La francophonie, langue d’avenir
Les élites africaines, ayant la langue française en partage, notamment du Sénégal, de Tunisie, du Niger, sont à l'origine de la création de la francophonie, voulue comme un espace d'échanges, de dialogue, et de diffusion des cultures. On peut considérer que l’Afrique francophone sub-saharienne comprend potentiellement 154 millions de personnes et comprendra au milieu du siècle actuel 400 millions de personnes, compte-tenu de l’explosion de la démographie en Afrique francophone comme dans le reste de l’Afrique. Par ailleurs au moment où l'éducation se développe, non dans la langue vernaculaire, mais dans la langue nationale qui est le français, il est certain que le français va exploser dans tous les pays d’Afrique francophone. La francophonie a toujours été et reste, même si elle peut être menacée ici ou là, un élément de cohésion nationale pour des Etats qui seraient autrement artificiels et écartelés par des différences ethnolinguistiques. Elle est un élément essentiel de l'unité nationale de chacun des Etats dits francophones et la solidité de ces Etats réside dans le choix d'une langue qui ne soit pas celles l'une des milliers d’ethnies qui peuplent le continent.

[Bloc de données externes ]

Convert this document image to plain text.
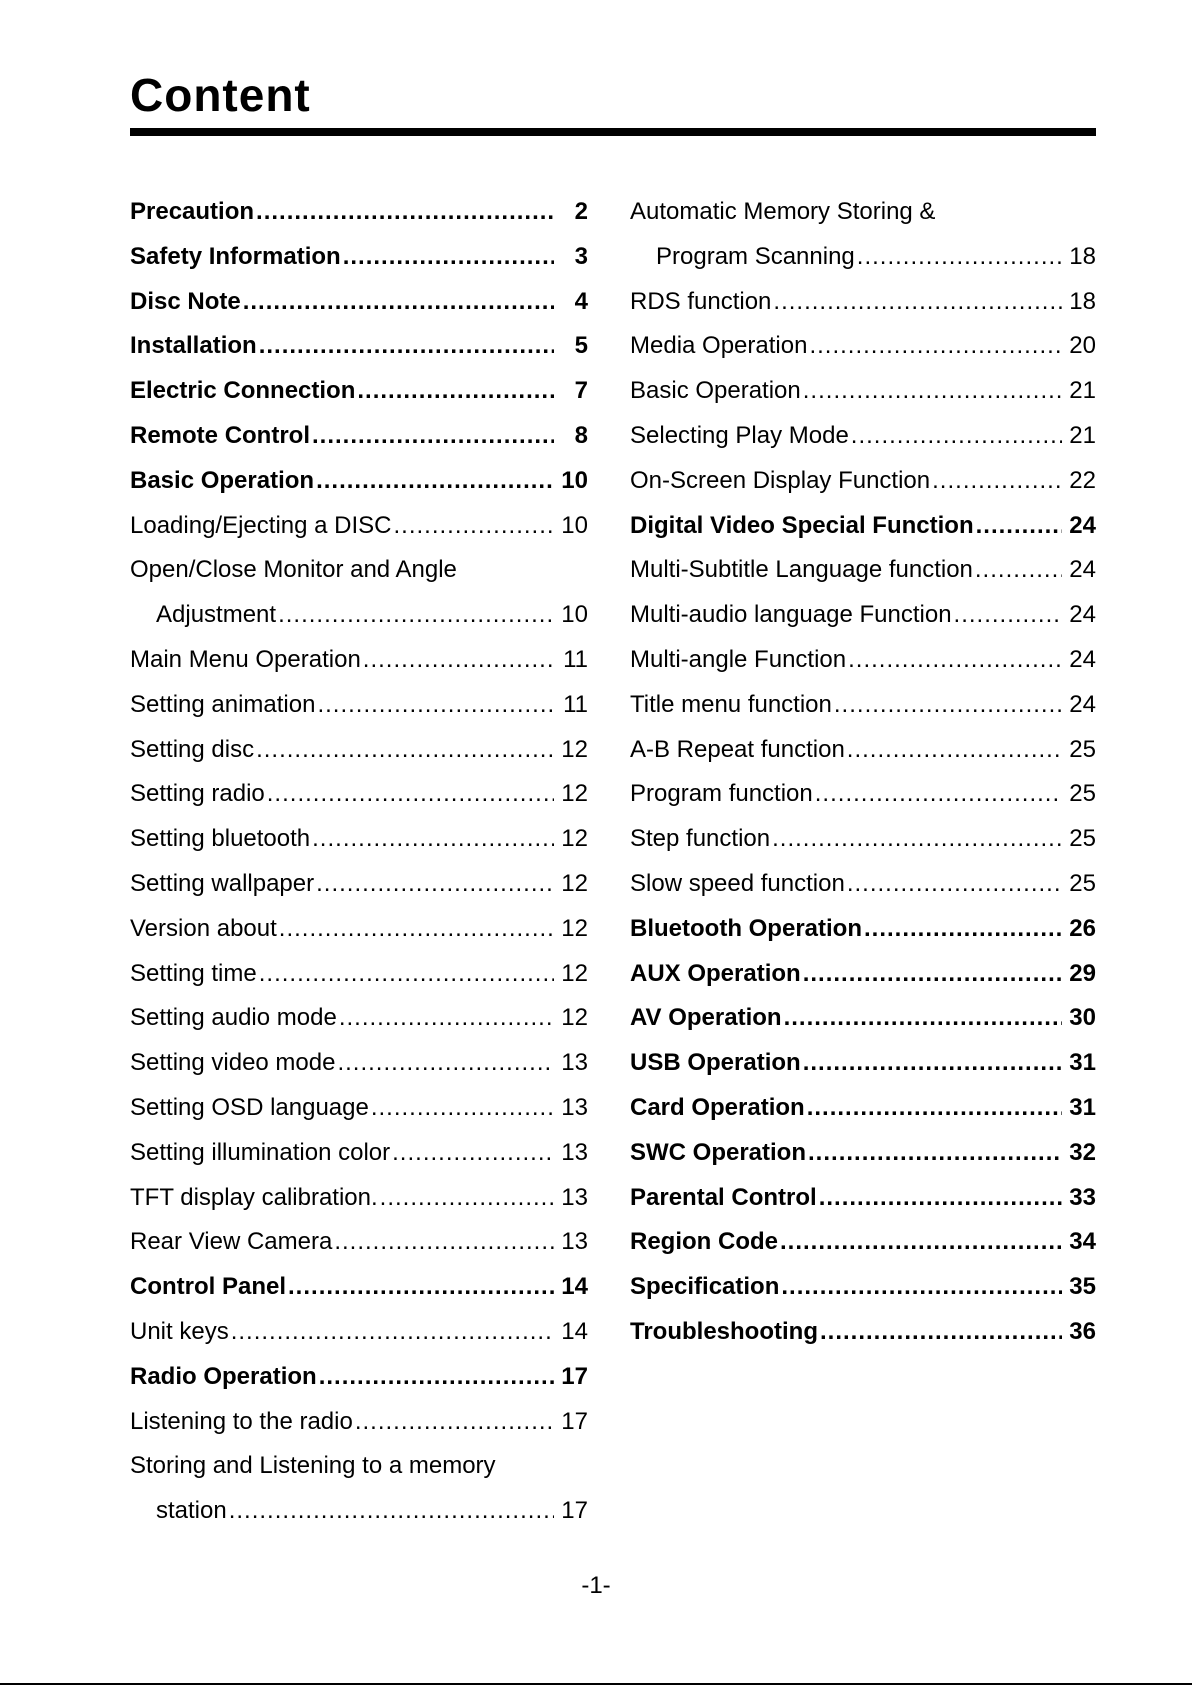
Content
Precaution .....	2
Safety Information .....	3
Disc Note .....	4
Installation .....	5
Electric Connection .....	7
Remote Control .....	8
Basic Operation .....	10
Loading/Ejecting a DISC .....	10
Open/Close Monitor and Angle
Adjustment .....	10
Main Menu Operation .....	11
Setting animation .....	11
Setting disc .....	12
Setting radio .....	12
Setting bluetooth .....	12
Setting wallpaper .....	12
Version about .....	12
Setting time .....	12
Setting audio mode .....	12
Setting video mode .....	13
Setting OSD language .....	13
Setting illumination color .....	13
TFT display calibration. .....	13
Rear View Camera .....	13
Control Panel .....	14
Unit keys .....	14
Radio Operation .....	17
Listening to the radio .....	17
Storing and Listening to a memory
station .....	17
Automatic Memory Storing &
Program Scanning .....	18
RDS function .....	18
Media Operation .....	20
Basic Operation .....	21
Selecting Play Mode .....	21
On-Screen Display Function .....	22
Digital Video Special Function .....	24
Multi-Subtitle Language function .....	24
Multi-audio language Function .....	24
Multi-angle Function .....	24
Title menu function .....	24
A-B Repeat function .....	25
Program function .....	25
Step function .....	25
Slow speed function .....	25
Bluetooth Operation .....	26
AUX Operation .....	29
AV Operation .....	30
USB Operation .....	31
Card Operation .....	31
SWC Operation .....	32
Parental Control .....	33
Region Code .....	34
Specification .....	35
Troubleshooting .....	36
-1-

Europe et Afrique : en quête de l’origine
La langue française a joué le même rôle dans la consolidation des Etats africains que l'invention de l'imprimerie dans la centralisation de l'État français. De même a-t-elle permis de reconnaître l'immense diversité et richesse culturelle qui existe dans les 2000 langues parlées en Afrique. La langue française est une technique de communication, comme Internet et les autres médias, mais elle ne suffit pas pour autant, comme simple technique, à établir un dialogue, une véritable cohabitation et intercompréhension culturelle. Les visions du monde, que permettent d’échanger une langue commune, sont souvent plus importantes que les dimensions d'outils de communication Or, l'Europe, comme sol de la philosophie grecque et de la métaphysique, et l'Afrique n’ont-ils pas toujours été très proches dans leur questionnement de l’originaire comme tel et la recherche d'un langage essentiel ? L’Afrique et l’Occident ont en commun de penser depuis toujours qu'il existe un rapport réciproque et fondamental entre pensée et langage, le langage d’un peuple à travers lequel s’exprime et se révèle le rapport à l’être. La philosophie européenne, suite au désenchantement qui caractérise les sciences et techniques, n’a eu de cesse de vouloir ranimer la philosophie dans ses sources "présocratiques grecques", à travers le langage poétique conçu comme séjour originaire et patrie de l’être. Et c'est justement ce que poursuivent aujourd’hui bon nombre de penseurs africains en souhaitant édifier une « philosophie africaine » à partir des éléments de discursivité africaine : proverbes, légendes, contes, récits, épopées, mythes (T. Okere, J. Kinyonno, I.P. Laleye, Tshiamalenga Ntumba, F. NKombe Oleko, Mudiji Malamba, A-D Osoongo-Lukadi, B. Okolo Okonda…..). A. Kagame, relevait déjà, dans son ouvrage « La philosophie bantue-rwandaise de l’être » (1956), l’analogie qui existe entre la métaphysique d’Aristote qui se fonde sur la langue grecque et les catégories de la pensée africaine qui se découvrent dans la structure des langues africaines.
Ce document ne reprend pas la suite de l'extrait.